Ezekiel shrugged. “He will soon enough
.”
“And why is that?” said an amused Sara.
“Because we’re going to make you the best loved mercenary in this entire company,” he said with fist pump that knocked his glasses in the dirt.
“I’d like to see you try.”
Then the war elephants began trumpeting and they had no more time to talk. Scrambling, Ezekiel went to tear down his tent and Sara hefted his saddlebags under one arm while carrying her weapons with the other. Putting the blades on a nearby large rock, she set about securing Ezekiel’s bags to the mare he had named Desire.
She watched him fight a losing battle with one side of the tent that he should have rolled up before proceeding to the other.
She chuckled into Desire’s side at the sight.
“I’ve got it!” came the triumphant declaration from her curator-turned-mercenary moments later.
Then Sara froze. She had thought of Ezekiel’s as hers. She hadn’t thought of any person that way since her group of friends, co-conspirators, really, at the training camp of her youth had abandoned her and her family in their hour of need.
Slowly she rose and looked over at Ezekiel Crane. Really looked at him. He was the exact opposite of the four fighters she had considered hers before. He couldn’t fight worth shit, couldn’t defend himself, was more book-smart than street-smart, and got into tiffs with just about anything stationary.
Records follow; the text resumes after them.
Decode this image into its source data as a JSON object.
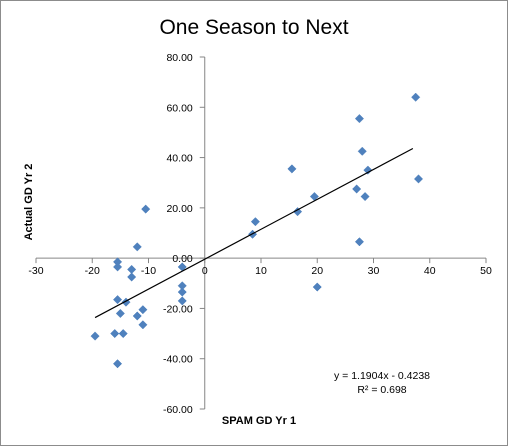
{
  "chart_data": {
    "type": "scatter",
    "title": "One Season to Next",
    "xlabel": "SPAM GD Yr 1",
    "ylabel": "Actual GD Yr 2",
    "xlim": [
      -30,
      50
    ],
    "ylim": [
      -60,
      80
    ],
    "x_ticks": [
      -30,
      -20,
      -10,
      0,
      10,
      20,
      30,
      40,
      50
    ],
    "y_ticks": [
      80,
      60,
      40,
      20,
      0,
      -20,
      -40,
      -60
    ],
    "x_tick_labels": [
      "-30",
      "-20",
      "-10",
      "0",
      "10",
      "20",
      "30",
      "40",
      "50"
    ],
    "y_tick_labels": [
      "80.00",
      "60.00",
      "40.00",
      "20.00",
      "0.00",
      "-20.00",
      "-40.00",
      "-60.00"
    ],
    "grid": false,
    "legend": "none",
    "series": [
      {
        "color": "#4f81bd",
        "marker": "diamond",
        "points": [
          [
            -19.5,
            -31
          ],
          [
            -16,
            -30
          ],
          [
            -15.5,
            -42
          ],
          [
            -15.5,
            -1.5
          ],
          [
            -15.5,
            -3.5
          ],
          [
            -15.5,
            -16.5
          ],
          [
            -15,
            -22
          ],
          [
            -14.5,
            -30
          ],
          [
            -14,
            -17.5
          ],
          [
            -13,
            -7.5
          ],
          [
            -13,
            -4.5
          ],
          [
            -12,
            -23
          ],
          [
            -12,
            4.5
          ],
          [
            -11,
            -20.5
          ],
          [
            -11,
            -26.5
          ],
          [
            -10.5,
            19.5
          ],
          [
            -4,
            -3.5
          ],
          [
            -4,
            -11
          ],
          [
            -4,
            -13.5
          ],
          [
            -4,
            -17
          ],
          [
            8.5,
            9.5
          ],
          [
            9,
            14.5
          ],
          [
            15.5,
            35.5
          ],
          [
            16.5,
            18.5
          ],
          [
            19.5,
            24.5
          ],
          [
            20,
            -11.5
          ],
          [
            27,
            27.5
          ],
          [
            27.5,
            6.5
          ],
          [
            27.5,
            55.5
          ],
          [
            28,
            42.5
          ],
          [
            28.5,
            24.5
          ],
          [
            29,
            35
          ],
          [
            37.5,
            64
          ],
          [
            38,
            31.5
          ]
        ]
      }
    ],
    "trendline": {
      "slope": 1.1904,
      "intercept": -0.4238,
      "x_range": [
        -19.5,
        37
      ],
      "color": "#000000",
      "equation": "y = 1.1904x - 0.4238",
      "r_squared": "R² = 0.698"
    }
  }
}
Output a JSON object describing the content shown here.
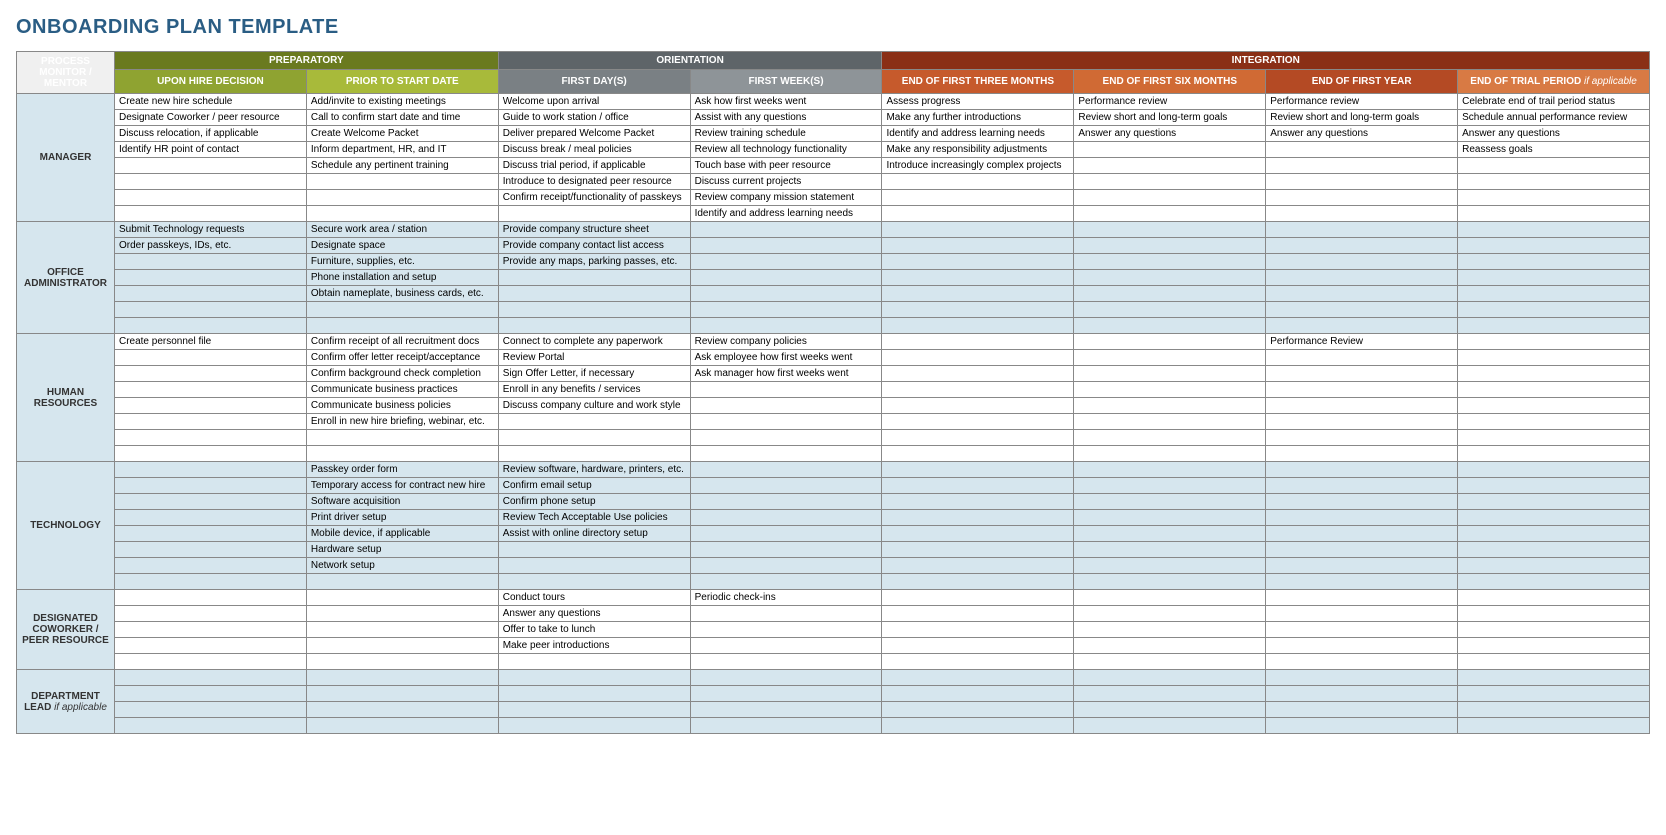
{
  "title": "ONBOARDING PLAN TEMPLATE",
  "corner_label": "PROCESS MONITOR / MENTOR",
  "phases": [
    {
      "label": "PREPARATORY",
      "span": 2,
      "class": "phase-prep"
    },
    {
      "label": "ORIENTATION",
      "span": 2,
      "class": "phase-orient"
    },
    {
      "label": "INTEGRATION",
      "span": 4,
      "class": "phase-integ"
    }
  ],
  "subphases": [
    {
      "label": "UPON HIRE DECISION",
      "class": "sub-prep-1"
    },
    {
      "label": "PRIOR TO START DATE",
      "class": "sub-prep-2"
    },
    {
      "label": "FIRST DAY(S)",
      "class": "sub-orient-1"
    },
    {
      "label": "FIRST WEEK(S)",
      "class": "sub-orient-2"
    },
    {
      "label": "END OF FIRST THREE MONTHS",
      "class": "sub-integ-1"
    },
    {
      "label": "END OF FIRST SIX MONTHS",
      "class": "sub-integ-2"
    },
    {
      "label": "END OF FIRST YEAR",
      "class": "sub-integ-3"
    },
    {
      "label": "END OF TRIAL PERIOD if applicable",
      "class": "sub-integ-4"
    }
  ],
  "sections": [
    {
      "role": "MANAGER",
      "shaded": false,
      "rows": [
        [
          "Create new hire schedule",
          "Add/invite to existing meetings",
          "Welcome upon arrival",
          "Ask how first weeks went",
          "Assess progress",
          "Performance review",
          "Performance review",
          "Celebrate end of trail period status"
        ],
        [
          "Designate Coworker / peer resource",
          "Call to confirm start date and time",
          "Guide to work station / office",
          "Assist with any questions",
          "Make any further introductions",
          "Review short and long-term goals",
          "Review short and long-term goals",
          "Schedule annual performance review"
        ],
        [
          "Discuss relocation, if applicable",
          "Create Welcome Packet",
          "Deliver prepared Welcome Packet",
          "Review training schedule",
          "Identify and address learning needs",
          "Answer any questions",
          "Answer any questions",
          "Answer any questions"
        ],
        [
          "Identify HR point of contact",
          "Inform department, HR, and IT",
          "Discuss break / meal policies",
          "Review all technology functionality",
          "Make any responsibility adjustments",
          "",
          "",
          "Reassess goals"
        ],
        [
          "",
          "Schedule any pertinent training",
          "Discuss trial period, if applicable",
          "Touch base with peer resource",
          "Introduce increasingly complex projects",
          "",
          "",
          ""
        ],
        [
          "",
          "",
          "Introduce to designated peer resource",
          "Discuss current projects",
          "",
          "",
          "",
          ""
        ],
        [
          "",
          "",
          "Confirm receipt/functionality of passkeys",
          "Review company mission statement",
          "",
          "",
          "",
          ""
        ],
        [
          "",
          "",
          "",
          "Identify and address learning needs",
          "",
          "",
          "",
          ""
        ]
      ]
    },
    {
      "role": "OFFICE ADMINISTRATOR",
      "shaded": true,
      "rows": [
        [
          "Submit Technology requests",
          "Secure work area / station",
          "Provide company structure sheet",
          "",
          "",
          "",
          "",
          ""
        ],
        [
          "Order passkeys, IDs, etc.",
          "Designate space",
          "Provide company contact list access",
          "",
          "",
          "",
          "",
          ""
        ],
        [
          "",
          "Furniture, supplies, etc.",
          "Provide any maps, parking passes, etc.",
          "",
          "",
          "",
          "",
          ""
        ],
        [
          "",
          "Phone installation and setup",
          "",
          "",
          "",
          "",
          "",
          ""
        ],
        [
          "",
          "Obtain nameplate, business cards, etc.",
          "",
          "",
          "",
          "",
          "",
          ""
        ],
        [
          "",
          "",
          "",
          "",
          "",
          "",
          "",
          ""
        ],
        [
          "",
          "",
          "",
          "",
          "",
          "",
          "",
          ""
        ]
      ]
    },
    {
      "role": "HUMAN RESOURCES",
      "shaded": false,
      "rows": [
        [
          "Create personnel file",
          "Confirm receipt of all recruitment docs",
          "Connect to complete any paperwork",
          "Review company policies",
          "",
          "",
          "Performance Review",
          ""
        ],
        [
          "",
          "Confirm offer letter receipt/acceptance",
          "Review Portal",
          "Ask employee how first weeks went",
          "",
          "",
          "",
          ""
        ],
        [
          "",
          "Confirm background check completion",
          "Sign Offer Letter, if necessary",
          "Ask manager how first weeks went",
          "",
          "",
          "",
          ""
        ],
        [
          "",
          "Communicate business practices",
          "Enroll in any benefits / services",
          "",
          "",
          "",
          "",
          ""
        ],
        [
          "",
          "Communicate business policies",
          "Discuss company culture and work style",
          "",
          "",
          "",
          "",
          ""
        ],
        [
          "",
          "Enroll in new hire briefing, webinar, etc.",
          "",
          "",
          "",
          "",
          "",
          ""
        ],
        [
          "",
          "",
          "",
          "",
          "",
          "",
          "",
          ""
        ],
        [
          "",
          "",
          "",
          "",
          "",
          "",
          "",
          ""
        ]
      ]
    },
    {
      "role": "TECHNOLOGY",
      "shaded": true,
      "rows": [
        [
          "",
          "Passkey order form",
          "Review software, hardware, printers, etc.",
          "",
          "",
          "",
          "",
          ""
        ],
        [
          "",
          "Temporary access for contract new hire",
          "Confirm email setup",
          "",
          "",
          "",
          "",
          ""
        ],
        [
          "",
          "Software acquisition",
          "Confirm phone setup",
          "",
          "",
          "",
          "",
          ""
        ],
        [
          "",
          "Print driver setup",
          "Review Tech Acceptable Use policies",
          "",
          "",
          "",
          "",
          ""
        ],
        [
          "",
          "Mobile device, if applicable",
          "Assist with online directory setup",
          "",
          "",
          "",
          "",
          ""
        ],
        [
          "",
          "Hardware setup",
          "",
          "",
          "",
          "",
          "",
          ""
        ],
        [
          "",
          "Network setup",
          "",
          "",
          "",
          "",
          "",
          ""
        ],
        [
          "",
          "",
          "",
          "",
          "",
          "",
          "",
          ""
        ]
      ]
    },
    {
      "role": "DESIGNATED COWORKER / PEER RESOURCE",
      "shaded": false,
      "rows": [
        [
          "",
          "",
          "Conduct tours",
          "Periodic check-ins",
          "",
          "",
          "",
          ""
        ],
        [
          "",
          "",
          "Answer any questions",
          "",
          "",
          "",
          "",
          ""
        ],
        [
          "",
          "",
          "Offer to take to lunch",
          "",
          "",
          "",
          "",
          ""
        ],
        [
          "",
          "",
          "Make peer introductions",
          "",
          "",
          "",
          "",
          ""
        ],
        [
          "",
          "",
          "",
          "",
          "",
          "",
          "",
          ""
        ]
      ]
    },
    {
      "role_html": "DEPARTMENT LEAD <span class='ital'>if applicable</span>",
      "role": "DEPARTMENT LEAD if applicable",
      "shaded": true,
      "rows": [
        [
          "",
          "",
          "",
          "",
          "",
          "",
          "",
          ""
        ],
        [
          "",
          "",
          "",
          "",
          "",
          "",
          "",
          ""
        ],
        [
          "",
          "",
          "",
          "",
          "",
          "",
          "",
          ""
        ],
        [
          "",
          "",
          "",
          "",
          "",
          "",
          "",
          ""
        ]
      ]
    }
  ]
}
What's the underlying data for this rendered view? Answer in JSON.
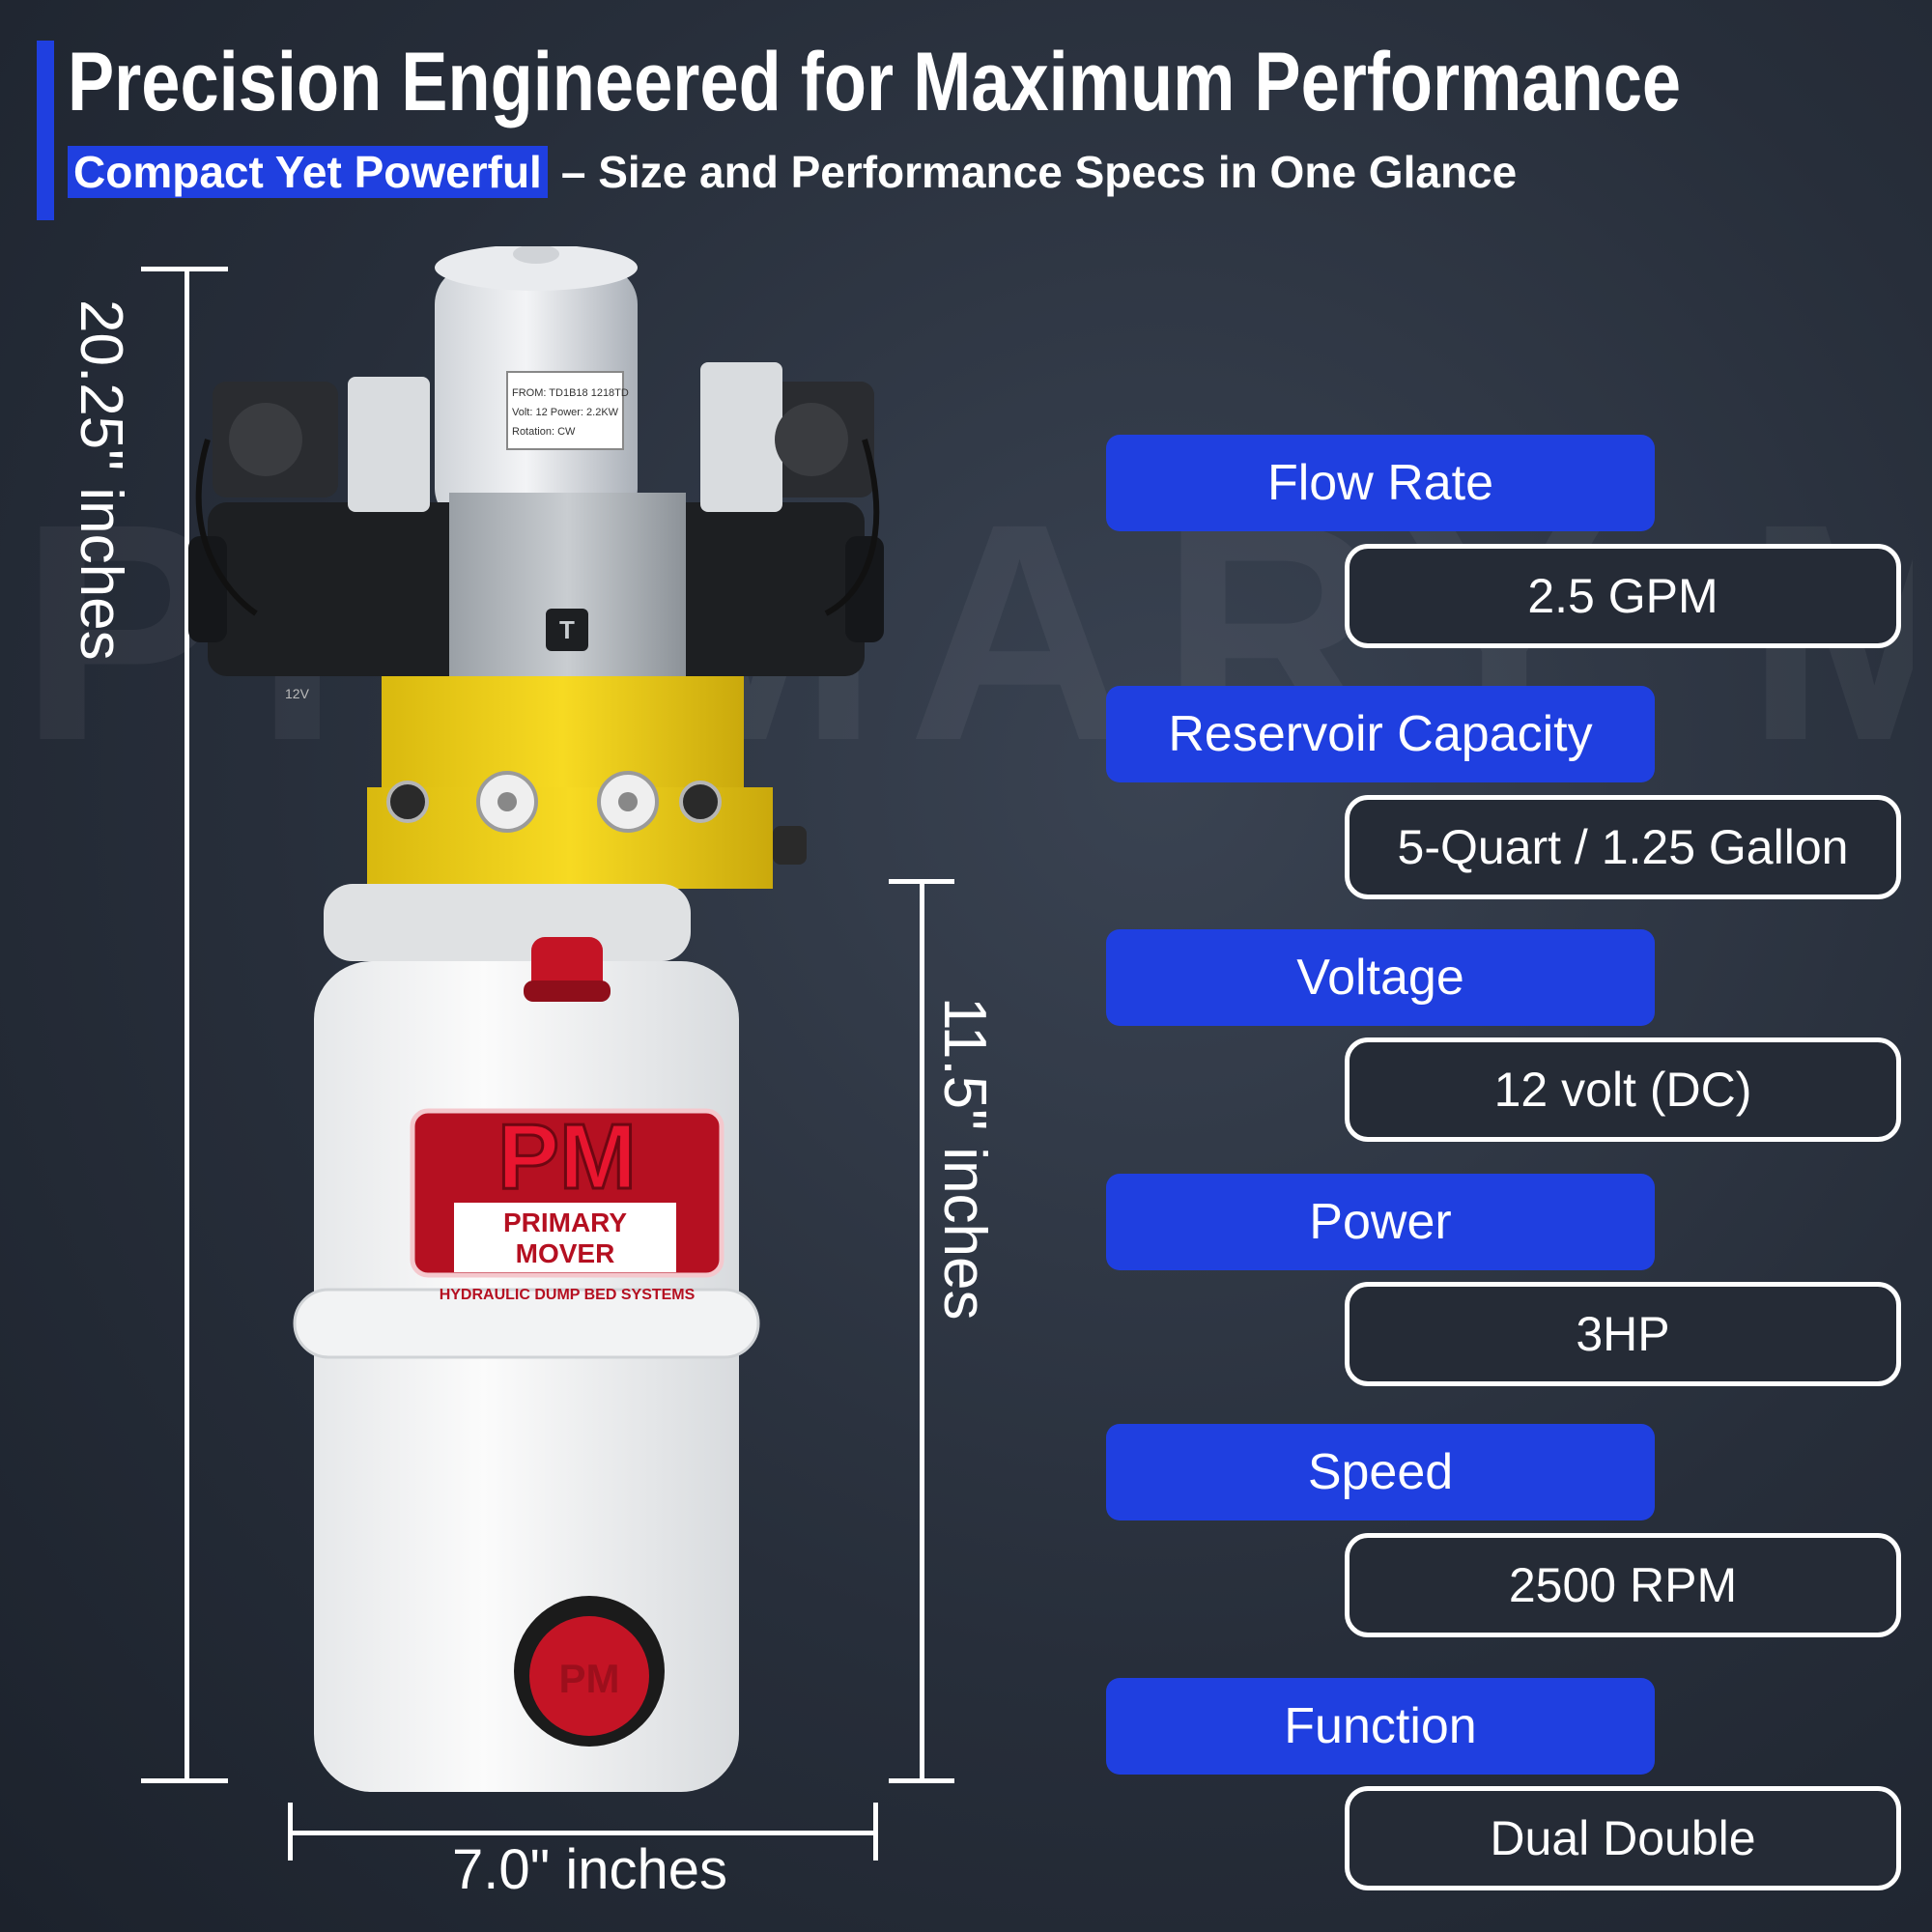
{
  "header": {
    "title": "Precision Engineered for Maximum Performance",
    "subtitle_highlight": "Compact Yet Powerful",
    "subtitle_rest": "– Size and Performance Specs in One Glance"
  },
  "background_watermark": "PRIMARY MOVER",
  "dimensions": {
    "total_height": "20.25\" inches",
    "reservoir_height": "11.5\" inches",
    "width": "7.0\" inches"
  },
  "product": {
    "logo_initials": "PM",
    "logo_line1": "PRIMARY",
    "logo_line2": "MOVER",
    "logo_line3": "HYDRAULIC DUMP BED SYSTEMS",
    "motor_label_line1": "FROM: TD1B18  1218TD",
    "motor_label_line2": "Volt: 12    Power: 2.2KW",
    "motor_label_line3": "Rotation: CW",
    "valve_marking": "T",
    "voltage_tag": "12V",
    "cap_logo": "PM"
  },
  "specs": [
    {
      "label": "Flow Rate",
      "value": "2.5 GPM"
    },
    {
      "label": "Reservoir Capacity",
      "value": "5-Quart / 1.25 Gallon"
    },
    {
      "label": "Voltage",
      "value": "12 volt (DC)"
    },
    {
      "label": "Power",
      "value": "3HP"
    },
    {
      "label": "Speed",
      "value": "2500 RPM"
    },
    {
      "label": "Function",
      "value": "Dual Double"
    }
  ],
  "colors": {
    "accent": "#1f3fe0",
    "background": "#272e3a",
    "text": "#ffffff",
    "logo_red": "#c8102e",
    "manifold_yellow": "#f2d21b"
  }
}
But then she smiled. Because the warm pit in her stomach didn’t lie. He was hers.
Then and there, Sara Fairchild swore that come hell or high water, Ezekiel Crane would leave the battlefield alive.
She didn’t swear anything about herself. Because she couldn’t. But him. Him she could make sure of.
Turning from Desire, Sara went to clean her swords and get ready.
It was time to move out and move on. She needed to make some friends, and fast. Ezekiel’s life depended on it.
Chapter XXI
AS THEIR CONVOY MOVED ON in the evening, night was already falling.
Ezekiel’s Desire trotted beside her own Danger as they moved forward at a comfortable pace.
Then the troops moving forward halted.
The sound of rustling armor and clinking chains moving about, as the mercenaries strained forward in their saddles to look around their fellow man, told Sara that no one else knew why they’d stopped either.